Unser vorderes Paarkreuz wollte jetzt wieder liefern. Schmitt wusste gegen Bott, dass er ihm auch nichts groß tun konnte. Also Bott geduldig hinter dem Tisch halten und konsequent zu Ende spielen. Böhning hatte gegen Sauer wenig Chancen. Sauer spielte sehr stark und konzentriert. Mit 5:6 blieb es weiter spannend. Unser mittleres Paarkreuz hatte sich vorgenommen das Spiel zu unseren Gunsten zu drehen. Breitenbach hat normalerweise mit Materialspielern so seine Probleme. Gegen Schaufuß zog Breitenbach dosiert und klug sein Spiel auf und lies seinem Gegner wenig Platz für eigene Aktionen. Amthor wollte sein Noppenspiel gegen Storch einsetzen. Es war schnell klar, dass das Spiel gegen Material nicht die Paradedisziplin von Storch ist. Amthor spielte sein Spiel ruhig durch. Mit 7:6 war auf einmal vieles möglich. Unser hinteres Paarkreuz musste nur einen Punkt liefern. Das schreibt sich im Nachgang einfacher, als es in so einer Drucksituation zu leisten ist. Asmus hatte mit einem entfesselt aufspielenden Gille alle Hände voll zu tun. Auch unserem Gegner war aufgefallen, dass man alles raus hauen muss,wenn man was zählbares mitnehmen wollte. Leider war für Asmus nichts zu holen.
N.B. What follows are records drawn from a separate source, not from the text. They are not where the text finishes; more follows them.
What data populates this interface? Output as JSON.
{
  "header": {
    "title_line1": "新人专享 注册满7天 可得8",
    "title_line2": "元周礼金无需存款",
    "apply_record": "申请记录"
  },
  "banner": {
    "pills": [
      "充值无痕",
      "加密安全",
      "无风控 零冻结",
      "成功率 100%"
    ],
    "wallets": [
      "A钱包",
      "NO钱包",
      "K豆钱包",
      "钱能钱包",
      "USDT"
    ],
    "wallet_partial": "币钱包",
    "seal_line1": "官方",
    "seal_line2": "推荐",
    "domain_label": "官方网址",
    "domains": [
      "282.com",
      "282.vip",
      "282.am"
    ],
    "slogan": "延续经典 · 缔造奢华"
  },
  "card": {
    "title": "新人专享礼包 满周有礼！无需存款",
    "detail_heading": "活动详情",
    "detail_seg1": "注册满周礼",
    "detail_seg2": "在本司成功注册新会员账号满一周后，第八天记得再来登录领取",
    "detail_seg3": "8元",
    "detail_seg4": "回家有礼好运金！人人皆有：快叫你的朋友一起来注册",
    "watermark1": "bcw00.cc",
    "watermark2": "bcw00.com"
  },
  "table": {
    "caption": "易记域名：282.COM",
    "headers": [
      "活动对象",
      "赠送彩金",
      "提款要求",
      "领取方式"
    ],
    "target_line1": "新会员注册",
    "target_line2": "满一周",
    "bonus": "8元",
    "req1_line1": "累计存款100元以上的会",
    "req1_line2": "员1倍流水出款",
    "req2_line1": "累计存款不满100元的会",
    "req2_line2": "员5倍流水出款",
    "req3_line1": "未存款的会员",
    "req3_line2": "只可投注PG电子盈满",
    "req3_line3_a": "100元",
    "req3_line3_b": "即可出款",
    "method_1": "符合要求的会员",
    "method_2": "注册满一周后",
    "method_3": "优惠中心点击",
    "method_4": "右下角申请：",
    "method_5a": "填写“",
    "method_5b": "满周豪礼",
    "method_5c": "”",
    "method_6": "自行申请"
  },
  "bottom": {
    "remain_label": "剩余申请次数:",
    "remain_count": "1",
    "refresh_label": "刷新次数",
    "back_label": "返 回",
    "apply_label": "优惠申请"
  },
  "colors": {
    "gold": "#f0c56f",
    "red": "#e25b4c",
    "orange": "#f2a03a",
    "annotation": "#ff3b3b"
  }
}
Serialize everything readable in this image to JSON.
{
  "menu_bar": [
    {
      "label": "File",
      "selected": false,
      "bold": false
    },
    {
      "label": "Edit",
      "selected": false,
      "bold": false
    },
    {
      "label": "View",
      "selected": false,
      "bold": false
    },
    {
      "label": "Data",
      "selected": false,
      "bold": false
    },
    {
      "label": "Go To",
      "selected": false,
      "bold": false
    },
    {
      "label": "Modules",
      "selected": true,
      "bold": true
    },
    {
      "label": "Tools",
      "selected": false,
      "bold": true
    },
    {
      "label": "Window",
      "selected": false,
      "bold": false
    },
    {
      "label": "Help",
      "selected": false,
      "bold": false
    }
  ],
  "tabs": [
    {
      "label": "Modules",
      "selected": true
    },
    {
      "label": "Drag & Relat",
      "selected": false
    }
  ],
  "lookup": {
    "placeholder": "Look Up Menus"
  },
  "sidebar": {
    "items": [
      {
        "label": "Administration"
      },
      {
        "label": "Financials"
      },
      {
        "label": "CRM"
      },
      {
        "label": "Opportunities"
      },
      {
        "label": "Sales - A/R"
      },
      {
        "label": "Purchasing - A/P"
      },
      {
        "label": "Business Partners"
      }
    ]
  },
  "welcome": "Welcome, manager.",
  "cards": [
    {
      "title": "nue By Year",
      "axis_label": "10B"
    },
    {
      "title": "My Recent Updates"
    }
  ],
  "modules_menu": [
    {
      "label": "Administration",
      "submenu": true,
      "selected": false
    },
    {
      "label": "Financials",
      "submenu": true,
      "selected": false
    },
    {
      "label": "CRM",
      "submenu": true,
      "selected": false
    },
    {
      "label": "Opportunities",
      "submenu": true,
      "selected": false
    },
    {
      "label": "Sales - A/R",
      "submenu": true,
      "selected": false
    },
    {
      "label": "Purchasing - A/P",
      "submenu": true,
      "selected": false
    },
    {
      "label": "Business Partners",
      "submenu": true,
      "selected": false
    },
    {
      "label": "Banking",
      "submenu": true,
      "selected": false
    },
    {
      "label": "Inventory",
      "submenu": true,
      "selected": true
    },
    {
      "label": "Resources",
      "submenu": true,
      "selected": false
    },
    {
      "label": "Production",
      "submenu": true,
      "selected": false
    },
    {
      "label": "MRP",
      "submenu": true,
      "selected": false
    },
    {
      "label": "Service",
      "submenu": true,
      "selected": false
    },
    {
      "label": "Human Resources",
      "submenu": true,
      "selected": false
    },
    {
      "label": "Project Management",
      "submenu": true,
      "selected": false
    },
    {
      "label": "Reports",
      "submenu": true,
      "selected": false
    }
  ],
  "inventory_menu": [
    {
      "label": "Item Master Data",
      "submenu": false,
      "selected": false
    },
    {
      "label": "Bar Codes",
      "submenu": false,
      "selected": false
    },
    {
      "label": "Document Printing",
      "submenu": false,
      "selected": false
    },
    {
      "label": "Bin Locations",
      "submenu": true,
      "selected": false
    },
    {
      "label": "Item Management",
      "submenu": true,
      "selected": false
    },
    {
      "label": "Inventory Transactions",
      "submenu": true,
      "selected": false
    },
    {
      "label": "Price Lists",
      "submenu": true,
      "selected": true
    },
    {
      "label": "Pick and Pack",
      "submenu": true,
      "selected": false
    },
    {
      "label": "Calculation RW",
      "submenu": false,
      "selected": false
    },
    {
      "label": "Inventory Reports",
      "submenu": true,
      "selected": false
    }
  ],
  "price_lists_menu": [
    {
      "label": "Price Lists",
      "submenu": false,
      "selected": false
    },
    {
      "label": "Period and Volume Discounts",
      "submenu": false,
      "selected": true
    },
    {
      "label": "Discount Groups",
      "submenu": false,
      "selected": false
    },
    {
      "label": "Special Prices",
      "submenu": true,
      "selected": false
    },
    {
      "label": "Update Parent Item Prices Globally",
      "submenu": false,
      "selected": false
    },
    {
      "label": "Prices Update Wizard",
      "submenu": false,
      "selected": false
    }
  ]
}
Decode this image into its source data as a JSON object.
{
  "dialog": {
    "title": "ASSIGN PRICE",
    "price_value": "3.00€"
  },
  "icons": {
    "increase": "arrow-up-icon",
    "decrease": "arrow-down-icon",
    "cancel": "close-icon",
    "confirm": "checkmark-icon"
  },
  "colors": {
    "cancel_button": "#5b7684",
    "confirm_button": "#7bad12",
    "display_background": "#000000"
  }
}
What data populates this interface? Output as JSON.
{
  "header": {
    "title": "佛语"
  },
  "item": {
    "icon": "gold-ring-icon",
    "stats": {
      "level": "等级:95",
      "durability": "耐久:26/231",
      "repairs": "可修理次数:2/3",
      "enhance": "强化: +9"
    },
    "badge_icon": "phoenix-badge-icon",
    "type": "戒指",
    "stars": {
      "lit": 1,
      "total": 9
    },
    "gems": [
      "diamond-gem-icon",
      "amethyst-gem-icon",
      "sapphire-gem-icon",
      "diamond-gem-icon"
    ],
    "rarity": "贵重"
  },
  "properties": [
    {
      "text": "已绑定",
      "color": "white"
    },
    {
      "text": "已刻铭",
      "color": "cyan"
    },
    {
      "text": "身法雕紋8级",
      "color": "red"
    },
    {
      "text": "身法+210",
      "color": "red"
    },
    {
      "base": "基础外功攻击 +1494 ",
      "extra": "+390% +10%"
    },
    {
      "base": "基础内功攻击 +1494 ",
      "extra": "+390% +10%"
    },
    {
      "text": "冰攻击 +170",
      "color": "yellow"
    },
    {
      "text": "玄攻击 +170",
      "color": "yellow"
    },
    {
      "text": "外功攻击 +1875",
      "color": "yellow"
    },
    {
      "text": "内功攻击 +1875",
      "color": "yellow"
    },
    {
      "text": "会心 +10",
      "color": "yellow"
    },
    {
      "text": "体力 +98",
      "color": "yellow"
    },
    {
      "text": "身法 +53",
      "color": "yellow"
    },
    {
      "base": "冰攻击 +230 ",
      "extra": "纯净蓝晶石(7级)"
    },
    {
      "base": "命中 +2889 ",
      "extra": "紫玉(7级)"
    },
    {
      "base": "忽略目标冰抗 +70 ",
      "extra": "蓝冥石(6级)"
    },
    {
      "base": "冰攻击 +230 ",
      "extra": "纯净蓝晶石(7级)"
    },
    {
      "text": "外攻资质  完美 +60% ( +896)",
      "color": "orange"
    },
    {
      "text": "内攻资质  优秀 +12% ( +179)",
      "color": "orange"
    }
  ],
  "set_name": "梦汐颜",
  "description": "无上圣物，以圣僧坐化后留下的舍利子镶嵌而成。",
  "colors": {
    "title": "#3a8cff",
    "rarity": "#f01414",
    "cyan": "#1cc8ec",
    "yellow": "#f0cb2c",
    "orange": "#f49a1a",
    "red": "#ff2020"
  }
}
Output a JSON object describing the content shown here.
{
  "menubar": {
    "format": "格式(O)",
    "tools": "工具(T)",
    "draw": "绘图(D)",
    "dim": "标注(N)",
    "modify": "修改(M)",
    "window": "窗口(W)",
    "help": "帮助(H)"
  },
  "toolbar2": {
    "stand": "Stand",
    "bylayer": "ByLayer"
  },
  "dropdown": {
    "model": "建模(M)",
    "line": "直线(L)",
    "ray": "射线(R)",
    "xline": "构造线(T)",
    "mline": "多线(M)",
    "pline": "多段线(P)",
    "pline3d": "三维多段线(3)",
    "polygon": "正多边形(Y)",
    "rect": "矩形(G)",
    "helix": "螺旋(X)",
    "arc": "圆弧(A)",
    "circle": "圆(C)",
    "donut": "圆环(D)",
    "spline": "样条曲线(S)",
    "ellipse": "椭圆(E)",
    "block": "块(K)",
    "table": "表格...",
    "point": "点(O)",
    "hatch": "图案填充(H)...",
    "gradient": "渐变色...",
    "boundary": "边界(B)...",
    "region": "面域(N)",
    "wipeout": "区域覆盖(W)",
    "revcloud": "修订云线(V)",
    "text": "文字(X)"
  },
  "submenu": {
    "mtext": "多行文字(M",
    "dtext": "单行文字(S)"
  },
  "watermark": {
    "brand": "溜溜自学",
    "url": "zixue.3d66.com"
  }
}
Hintzmann hatte mit Troßbach auch alle Hände voll zu tun. Typisch bei Spielen mit dem Spielstand im Spiel ist, dass beide viel auf Sicherheit spielen. Also mit schieben und bloß keine leichte Fehler machen. Aber ohne Risiko kann man auch wenig Punkte holen, wenn man nicht auf die Fehler des Gegner hofft oder das er vorher an Altersschwäche stirbt. Troßbach suchte sich klug Bälle raus, die er mit der Vorhand dynamisch durchzog. Leider konnte Hintzmann das Spiel nicht für sich entscheiden. Das 7:8 war wirklich nichts für schwache Nerven!!! Wieder mal musste das Abschlussdoppel entscheiden. Für Schmitt/Amthor war es gegen Sauer/Schaufuß wirklich schwer. Sauer spielte unser Doppel alleine vom Tisch. Da war nichts zu holen, obwohl Schmitt/Amthor wirklich gut spielten. Schade, aber es kann immer nur einer gewinnen. Dieses Spiel hätte zwei Gewinner verdient gehabt.

Unser nächstes Spiel ist am Freitag den 22.11.2019 um 19.30 Uhr in Bronnzell gegen FT. Wir brauchen jede Unterstützung. Gegen FT wird es ein 4-Punkte-Spiel!!!